Jimmie Johnson: Constancy could win this guy his third straight title. Was he the best at the beginning of the season? Hell and no. Is he the best right now? Debatable. Is he the points leader? Hell and yes. Johnson has 17 top-10 finishes this season and an average finishing spot of 11th. He won this event in 2006 and has been pretty adept at running plate races (two career superspeedway wins, 10 top-fives.) In this iteration of The Chase Johnson has not finished lower than fifth.

Jeff Gordon: Last season, Johnson's teammate swept that Cup events at Talladega. That makes his total career victories at 'Bama track, six. Sure, the guy has not won an event this season, but he was able to gain two Chase spots last week with a p6. It seems like Gordon's momentum is building. 7/1 to win. We'd take that.

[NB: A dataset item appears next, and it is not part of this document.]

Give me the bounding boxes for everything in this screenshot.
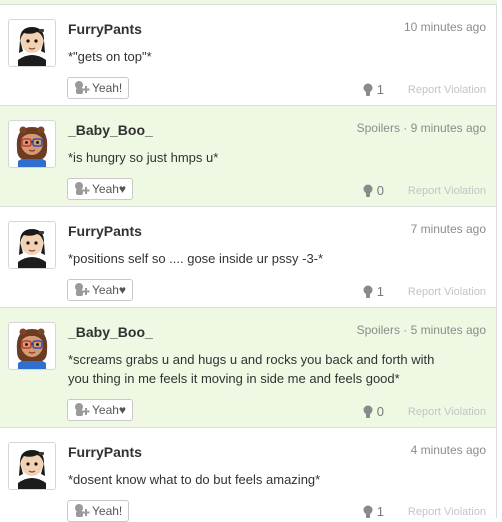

"Hot" Carl Edwards: This guy has been historically not "hot" on superspeedways. Zero wins and an average finish of 22nd. So, will he be good at 'Dega on Sunday. Maybe. He has been the hottest driver of late (Biffle disagrees) and if he can escape Alabama with any finish that's not a disaster, he'll be in good shape for the title.

*For those heading to the track:

Pertinent tailgating information is here. Although, there's no reason to post this. If you were even remotely considering tailgating at 'Dega, you've already been in the infield for a month. Tailgating Telladega is like pilgrimage to Mecca, only with more beer and slightly fewer stampedes.

The Ridebuyer cocktail of the race is, of course, the Alabama Slamma. Take it away kinda attractive bartender lady:

Okay, that was the last video.


1 Jimmie Johnson
2 Carl Edwards
3 Greg Biffle
4 Jeff Burton
5 Kevin Harvick
6 Jeff Gordon
7 Clint Bowyer
8 Dale Earnhardt Jr.
9 Matt Kenseth
10 Denny Hamlin
11 Tony Stewart
12 Kyle Busch

Next race: Bank of America 500 (Lowe's Motor Speedway). Had the financial bailout not happened, this race would have been Generic 500. True story.